Coming home
May 25, 2020
Finally
found a moment to write my thoughts down after a long time.
Semi-lockdown
is still going on. People can see 4 other people outside the family and I have
picked two, one ex (who happens to be the father of my child) and one current
boyfriend. The son picked a few friends, I think 2 or three so we are basically
seeing more than we should - combined. But then judging by my neighbours
chatting in the parking lot, I suspect we aren’t the only ones.
I just broke
up with a boyfriend I went back to after I broke up with the current boyfriend.

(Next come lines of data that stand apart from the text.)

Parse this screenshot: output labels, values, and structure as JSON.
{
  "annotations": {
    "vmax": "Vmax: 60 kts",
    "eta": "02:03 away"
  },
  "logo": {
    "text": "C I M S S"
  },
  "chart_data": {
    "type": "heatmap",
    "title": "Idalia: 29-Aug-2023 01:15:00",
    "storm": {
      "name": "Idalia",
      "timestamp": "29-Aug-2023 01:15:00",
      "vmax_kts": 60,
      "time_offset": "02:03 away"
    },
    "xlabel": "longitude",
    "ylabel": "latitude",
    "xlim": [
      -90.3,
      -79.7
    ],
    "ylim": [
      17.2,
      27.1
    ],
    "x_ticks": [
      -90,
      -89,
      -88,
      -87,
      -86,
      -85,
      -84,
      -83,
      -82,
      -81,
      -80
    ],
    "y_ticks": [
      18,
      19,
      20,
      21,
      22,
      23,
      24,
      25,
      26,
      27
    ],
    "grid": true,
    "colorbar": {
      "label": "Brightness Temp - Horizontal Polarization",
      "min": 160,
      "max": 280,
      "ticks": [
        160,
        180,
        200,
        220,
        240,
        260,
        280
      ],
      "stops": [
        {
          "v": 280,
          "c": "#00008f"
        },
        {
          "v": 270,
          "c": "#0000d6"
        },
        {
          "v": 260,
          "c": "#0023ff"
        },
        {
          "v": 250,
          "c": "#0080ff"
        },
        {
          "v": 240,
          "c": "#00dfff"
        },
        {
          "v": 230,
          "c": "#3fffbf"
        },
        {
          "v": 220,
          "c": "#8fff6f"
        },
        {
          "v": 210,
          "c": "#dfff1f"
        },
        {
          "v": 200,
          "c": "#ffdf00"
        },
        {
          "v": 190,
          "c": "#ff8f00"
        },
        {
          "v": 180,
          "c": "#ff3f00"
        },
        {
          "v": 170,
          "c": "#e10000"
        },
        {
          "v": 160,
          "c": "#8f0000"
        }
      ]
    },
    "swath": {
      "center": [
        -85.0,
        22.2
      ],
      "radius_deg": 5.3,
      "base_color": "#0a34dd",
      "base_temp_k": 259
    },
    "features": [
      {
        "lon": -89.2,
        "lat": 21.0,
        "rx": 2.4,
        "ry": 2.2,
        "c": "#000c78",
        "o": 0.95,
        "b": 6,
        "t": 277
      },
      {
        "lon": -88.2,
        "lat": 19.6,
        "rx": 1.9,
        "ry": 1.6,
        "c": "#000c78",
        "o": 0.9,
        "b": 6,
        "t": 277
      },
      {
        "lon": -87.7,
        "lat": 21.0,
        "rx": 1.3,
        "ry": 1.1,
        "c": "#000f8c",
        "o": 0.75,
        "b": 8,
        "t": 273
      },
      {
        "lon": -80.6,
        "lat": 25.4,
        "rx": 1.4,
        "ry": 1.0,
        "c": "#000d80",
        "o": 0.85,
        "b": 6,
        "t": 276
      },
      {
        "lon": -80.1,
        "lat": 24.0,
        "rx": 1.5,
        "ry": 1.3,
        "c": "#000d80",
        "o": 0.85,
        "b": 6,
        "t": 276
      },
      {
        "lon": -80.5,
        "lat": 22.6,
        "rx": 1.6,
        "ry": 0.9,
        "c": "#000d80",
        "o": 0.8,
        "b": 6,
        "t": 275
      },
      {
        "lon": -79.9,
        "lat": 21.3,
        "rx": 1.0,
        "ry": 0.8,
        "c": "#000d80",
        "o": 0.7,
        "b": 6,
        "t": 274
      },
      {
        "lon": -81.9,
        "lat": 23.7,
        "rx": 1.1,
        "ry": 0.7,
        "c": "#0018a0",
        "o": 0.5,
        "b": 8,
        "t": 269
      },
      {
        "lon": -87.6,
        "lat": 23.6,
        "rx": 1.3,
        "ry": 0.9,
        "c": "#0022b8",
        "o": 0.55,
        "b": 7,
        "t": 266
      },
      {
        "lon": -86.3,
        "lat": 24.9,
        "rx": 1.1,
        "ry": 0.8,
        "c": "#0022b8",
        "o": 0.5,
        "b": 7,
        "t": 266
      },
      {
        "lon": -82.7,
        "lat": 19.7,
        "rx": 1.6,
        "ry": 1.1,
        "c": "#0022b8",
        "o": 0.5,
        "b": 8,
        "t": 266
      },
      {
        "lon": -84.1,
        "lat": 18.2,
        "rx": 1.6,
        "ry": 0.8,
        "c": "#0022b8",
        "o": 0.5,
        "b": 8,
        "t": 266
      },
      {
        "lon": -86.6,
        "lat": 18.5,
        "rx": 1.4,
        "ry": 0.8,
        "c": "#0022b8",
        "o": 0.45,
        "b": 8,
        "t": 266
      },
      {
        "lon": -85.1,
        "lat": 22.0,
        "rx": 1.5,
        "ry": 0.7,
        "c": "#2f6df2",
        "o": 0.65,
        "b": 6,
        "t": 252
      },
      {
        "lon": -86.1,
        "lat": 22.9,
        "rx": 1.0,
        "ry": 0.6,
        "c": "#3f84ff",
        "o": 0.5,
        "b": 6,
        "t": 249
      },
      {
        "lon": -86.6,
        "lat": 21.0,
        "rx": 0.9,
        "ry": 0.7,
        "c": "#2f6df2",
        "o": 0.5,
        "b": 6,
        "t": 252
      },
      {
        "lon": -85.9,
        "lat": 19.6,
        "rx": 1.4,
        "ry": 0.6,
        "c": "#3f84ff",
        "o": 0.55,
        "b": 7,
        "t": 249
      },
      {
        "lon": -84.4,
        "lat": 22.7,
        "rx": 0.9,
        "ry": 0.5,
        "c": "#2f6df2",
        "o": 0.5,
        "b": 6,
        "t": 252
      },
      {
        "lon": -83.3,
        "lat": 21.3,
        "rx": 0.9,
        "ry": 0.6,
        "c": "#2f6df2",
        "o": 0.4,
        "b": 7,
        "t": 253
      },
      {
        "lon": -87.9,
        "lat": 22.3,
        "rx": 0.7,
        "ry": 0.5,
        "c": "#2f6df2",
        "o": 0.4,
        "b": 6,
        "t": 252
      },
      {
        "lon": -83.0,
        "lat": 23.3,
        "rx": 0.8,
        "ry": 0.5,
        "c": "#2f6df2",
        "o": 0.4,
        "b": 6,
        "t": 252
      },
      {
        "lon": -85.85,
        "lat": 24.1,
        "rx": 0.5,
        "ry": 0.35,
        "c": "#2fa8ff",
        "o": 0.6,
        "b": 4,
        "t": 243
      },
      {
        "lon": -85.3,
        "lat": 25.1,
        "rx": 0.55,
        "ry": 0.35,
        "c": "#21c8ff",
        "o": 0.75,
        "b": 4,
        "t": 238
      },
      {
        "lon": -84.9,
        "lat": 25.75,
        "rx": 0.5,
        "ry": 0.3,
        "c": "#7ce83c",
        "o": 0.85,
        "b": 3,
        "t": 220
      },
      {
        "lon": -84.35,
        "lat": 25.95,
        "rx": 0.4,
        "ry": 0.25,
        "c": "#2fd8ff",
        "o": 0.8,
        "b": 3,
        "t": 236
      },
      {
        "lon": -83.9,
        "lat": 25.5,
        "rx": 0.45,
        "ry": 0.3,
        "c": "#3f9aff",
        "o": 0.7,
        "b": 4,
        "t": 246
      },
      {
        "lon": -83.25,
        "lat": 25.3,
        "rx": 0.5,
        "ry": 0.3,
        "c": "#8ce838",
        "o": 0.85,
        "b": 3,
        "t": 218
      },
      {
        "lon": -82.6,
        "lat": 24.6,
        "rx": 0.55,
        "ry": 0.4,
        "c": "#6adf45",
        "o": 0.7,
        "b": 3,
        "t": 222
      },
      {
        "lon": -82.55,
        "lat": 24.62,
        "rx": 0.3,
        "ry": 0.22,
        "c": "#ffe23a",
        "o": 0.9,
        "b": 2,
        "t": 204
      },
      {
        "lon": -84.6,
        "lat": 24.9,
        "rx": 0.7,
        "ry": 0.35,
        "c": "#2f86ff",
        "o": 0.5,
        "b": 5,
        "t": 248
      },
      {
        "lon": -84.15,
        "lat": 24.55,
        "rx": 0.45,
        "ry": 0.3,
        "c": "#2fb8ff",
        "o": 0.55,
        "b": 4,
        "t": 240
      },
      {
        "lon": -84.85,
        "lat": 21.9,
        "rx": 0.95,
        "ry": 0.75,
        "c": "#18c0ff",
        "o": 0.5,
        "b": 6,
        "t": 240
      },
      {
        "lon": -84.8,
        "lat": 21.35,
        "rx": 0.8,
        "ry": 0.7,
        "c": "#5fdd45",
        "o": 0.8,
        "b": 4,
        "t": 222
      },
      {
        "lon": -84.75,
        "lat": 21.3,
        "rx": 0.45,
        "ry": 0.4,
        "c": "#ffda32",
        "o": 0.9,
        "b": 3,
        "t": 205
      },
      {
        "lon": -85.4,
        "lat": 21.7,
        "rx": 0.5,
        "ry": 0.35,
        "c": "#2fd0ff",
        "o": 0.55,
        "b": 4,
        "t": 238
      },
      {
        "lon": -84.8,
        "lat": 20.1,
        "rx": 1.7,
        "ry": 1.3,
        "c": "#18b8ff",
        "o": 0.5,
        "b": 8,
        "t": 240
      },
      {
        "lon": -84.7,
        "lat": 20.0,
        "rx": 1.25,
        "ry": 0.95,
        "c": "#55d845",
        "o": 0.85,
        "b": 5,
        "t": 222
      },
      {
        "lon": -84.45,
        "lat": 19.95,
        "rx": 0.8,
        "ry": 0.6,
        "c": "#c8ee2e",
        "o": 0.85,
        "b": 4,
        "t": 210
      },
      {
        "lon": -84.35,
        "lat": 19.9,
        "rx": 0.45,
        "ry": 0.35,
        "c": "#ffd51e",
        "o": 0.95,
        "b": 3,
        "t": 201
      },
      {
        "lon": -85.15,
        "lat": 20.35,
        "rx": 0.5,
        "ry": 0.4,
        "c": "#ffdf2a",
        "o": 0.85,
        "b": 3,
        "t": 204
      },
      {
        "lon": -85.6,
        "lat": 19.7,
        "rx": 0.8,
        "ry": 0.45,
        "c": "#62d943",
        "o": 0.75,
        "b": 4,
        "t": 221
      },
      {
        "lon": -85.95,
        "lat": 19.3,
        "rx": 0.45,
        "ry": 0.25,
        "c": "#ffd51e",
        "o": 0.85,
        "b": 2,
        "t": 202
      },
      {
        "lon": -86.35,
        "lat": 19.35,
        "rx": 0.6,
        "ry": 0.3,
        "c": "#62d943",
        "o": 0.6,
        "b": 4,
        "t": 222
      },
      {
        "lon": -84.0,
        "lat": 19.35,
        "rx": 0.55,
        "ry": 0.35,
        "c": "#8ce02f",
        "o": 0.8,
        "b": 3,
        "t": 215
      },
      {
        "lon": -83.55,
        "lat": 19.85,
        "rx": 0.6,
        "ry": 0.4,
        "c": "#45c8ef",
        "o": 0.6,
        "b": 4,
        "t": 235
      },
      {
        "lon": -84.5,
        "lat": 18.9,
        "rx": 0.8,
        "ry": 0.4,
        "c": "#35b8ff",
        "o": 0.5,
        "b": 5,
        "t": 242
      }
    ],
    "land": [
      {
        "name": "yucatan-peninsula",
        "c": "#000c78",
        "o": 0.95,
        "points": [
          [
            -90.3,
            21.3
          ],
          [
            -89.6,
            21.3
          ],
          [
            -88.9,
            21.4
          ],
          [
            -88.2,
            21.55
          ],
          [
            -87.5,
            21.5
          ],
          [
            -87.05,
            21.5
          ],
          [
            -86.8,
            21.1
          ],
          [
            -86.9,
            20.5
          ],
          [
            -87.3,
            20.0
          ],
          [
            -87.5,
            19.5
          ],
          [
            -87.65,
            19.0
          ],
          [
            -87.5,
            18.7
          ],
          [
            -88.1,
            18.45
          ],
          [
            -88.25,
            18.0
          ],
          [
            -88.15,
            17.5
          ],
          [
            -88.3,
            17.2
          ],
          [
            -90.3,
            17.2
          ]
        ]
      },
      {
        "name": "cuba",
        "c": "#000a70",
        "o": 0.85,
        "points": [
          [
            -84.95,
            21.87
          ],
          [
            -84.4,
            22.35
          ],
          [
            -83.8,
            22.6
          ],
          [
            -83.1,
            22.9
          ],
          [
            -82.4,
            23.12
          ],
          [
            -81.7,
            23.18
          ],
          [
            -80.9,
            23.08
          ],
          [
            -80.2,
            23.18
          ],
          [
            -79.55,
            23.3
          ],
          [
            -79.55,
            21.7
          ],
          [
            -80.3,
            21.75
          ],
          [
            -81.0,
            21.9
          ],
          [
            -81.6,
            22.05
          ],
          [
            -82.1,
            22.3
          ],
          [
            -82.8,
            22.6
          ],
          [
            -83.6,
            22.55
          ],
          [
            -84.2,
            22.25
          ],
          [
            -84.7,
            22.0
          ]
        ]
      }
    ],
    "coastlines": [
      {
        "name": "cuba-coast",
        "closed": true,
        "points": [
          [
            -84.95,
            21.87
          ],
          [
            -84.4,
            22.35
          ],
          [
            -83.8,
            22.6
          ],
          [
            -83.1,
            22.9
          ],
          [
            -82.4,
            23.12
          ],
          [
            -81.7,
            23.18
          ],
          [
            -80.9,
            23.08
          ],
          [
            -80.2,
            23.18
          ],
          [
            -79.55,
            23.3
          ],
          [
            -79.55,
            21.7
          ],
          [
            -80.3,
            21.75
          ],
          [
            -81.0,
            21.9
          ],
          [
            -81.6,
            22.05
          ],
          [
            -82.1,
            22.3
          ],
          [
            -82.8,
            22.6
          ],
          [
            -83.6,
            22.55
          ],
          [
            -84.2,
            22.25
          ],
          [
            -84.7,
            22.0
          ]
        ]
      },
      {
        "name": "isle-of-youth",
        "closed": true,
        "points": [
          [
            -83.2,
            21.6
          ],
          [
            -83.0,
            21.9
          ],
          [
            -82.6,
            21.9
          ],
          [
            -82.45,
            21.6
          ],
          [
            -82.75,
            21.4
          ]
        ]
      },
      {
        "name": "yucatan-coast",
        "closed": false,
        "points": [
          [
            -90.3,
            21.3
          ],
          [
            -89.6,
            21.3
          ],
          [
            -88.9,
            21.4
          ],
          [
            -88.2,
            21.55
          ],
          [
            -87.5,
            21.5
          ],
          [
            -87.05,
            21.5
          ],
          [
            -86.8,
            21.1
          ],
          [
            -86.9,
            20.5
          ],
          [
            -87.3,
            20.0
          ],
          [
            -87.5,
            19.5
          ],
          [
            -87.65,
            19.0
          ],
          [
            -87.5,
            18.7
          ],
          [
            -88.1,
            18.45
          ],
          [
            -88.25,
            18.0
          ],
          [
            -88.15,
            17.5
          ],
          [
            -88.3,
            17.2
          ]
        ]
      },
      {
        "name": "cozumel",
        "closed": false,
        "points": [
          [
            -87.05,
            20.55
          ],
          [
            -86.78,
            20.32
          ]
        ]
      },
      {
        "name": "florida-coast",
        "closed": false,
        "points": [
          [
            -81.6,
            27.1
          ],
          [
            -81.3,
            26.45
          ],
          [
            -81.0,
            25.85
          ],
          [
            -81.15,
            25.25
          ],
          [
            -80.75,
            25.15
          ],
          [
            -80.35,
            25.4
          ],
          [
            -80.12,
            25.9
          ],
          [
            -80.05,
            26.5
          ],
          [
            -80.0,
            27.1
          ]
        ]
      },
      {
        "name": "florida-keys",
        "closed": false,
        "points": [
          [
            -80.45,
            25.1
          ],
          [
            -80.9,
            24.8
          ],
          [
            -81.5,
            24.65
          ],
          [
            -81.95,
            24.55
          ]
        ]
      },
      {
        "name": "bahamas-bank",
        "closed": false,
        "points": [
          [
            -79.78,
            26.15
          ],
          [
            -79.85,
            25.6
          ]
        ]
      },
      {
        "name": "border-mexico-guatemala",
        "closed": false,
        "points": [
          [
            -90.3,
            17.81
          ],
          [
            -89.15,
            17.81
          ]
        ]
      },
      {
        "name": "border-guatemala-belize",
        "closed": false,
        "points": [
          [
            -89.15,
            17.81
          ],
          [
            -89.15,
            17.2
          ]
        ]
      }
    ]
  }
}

Confusing? Maybe I’ll explain it another way. I broke up with Mr. F because I
thought he was not ready to bring me into his life totally. I loved him and
maybe that triggered this unbearable insecurity in me so I sort of ended it
without any sort of closure. You could say I just drifted away. A month and a
half of feeling broken hearted, Mr. C sent me a letter dated Valentine’s Day –
how romantic. I only saw it two days after, having had quite a busy Valentine
weekend with the girls dining, clubbing and generally strutting our wares to
the outside world.
So remember
I was feeling miserable for the drifting apart with Mr. F and was very
vulnerable and needing to be loved. There was a frantic exchange of messages
after I answered Mr. C’s initial letter. And I agreed to meet up with him at
his house, feeling sure I would be able to resist reconciling. I was wrong of
course. Long story short, I stayed the night, had make up sex and without so
many words we were a pair again.
I left a few
days later to a previously planned vacation designed to forget Mr. F thinking I
would be healed in the process. Oh boy how wrong I was… big time. I brought a
book with me to lull me to sleep when I was resting at the hotel and it was
like deja vu in text. The story was about Mr. F and I in reverse. I was the
pathetic loser guy and he was the widow who was still so totally hung up with
her dead husband. As I read the passages I was pushed further and further to a
quagmire of dark melancholy. I missed the fucking bastard. How’s that? But I
swallowed it all and dragged my feet to finish my trip in the fashion I
envisioned despite the strange emptiness of Florence reminiscent of perhaps the
black plague back in the dark ages.
Then I went
back home to once again resume my evenings with Mr. C. Sure it was idyllic. He
made it all pleasant. I made it all pleasant. I agreed with all of his arrangements,
cooperated with his plans, and followed his suggestions, like a robot all the
while missing that one person who truly owned my heart.
I decided to
send the book I read with a letter to Mr. F. Before long I received a message
thanking me for still keeping in touch, opening up his heart, his soul, his
longings, his deep sadness. And my heart melted like marshmallows in hot
chocolate, turning into small bubbles that popped and finally disappeared into
the depths of the brown liquid. What can I say, it was a second wave of heart
break caused by this man.
My
reconciliation with Mr. C became a prison cell I wanted to escape from. But I
was not very keen on causing another heart-ache on him. This would be the third
wave for him if I ever did. Did I wish the same sorrow I am experiencing now on
another person? No. But will I be happy going through the motions of being
in-love? Not either. Will I risk a steady influx of love from someone by
plunging back to the insecurity of being giddily infatuated with a man carrying
heavy emotional baggage? After weighing my heart with my mind, my mind allowed
my heart to win. I have not done this very often, this may perhaps be the only
moment I really totally gave in to my heart.
So broke up with
Mr. C did and there I was again feverishly communicating with Mr. F. The
lockdown was full on at that moment. We saw each other again in person two
weeks after our official reconciliation.
I have
forgotten how smitten I was with him. He really was such a beautiful man
although I doubt if he realizes that. His hair had grown wild, the golden curly
strands framing his face like an old Greek sculpture. He was wearing a decent
t-shirt, bless him. But his tattered working denim pants made him look all too real.
At sixty he looked so disarmingly boyish, squinting at me and standing there
with his lanky legs in an angle, looking so totally James Dean and awakening
the sleeping butterflies in my stomach. It felt like coming home.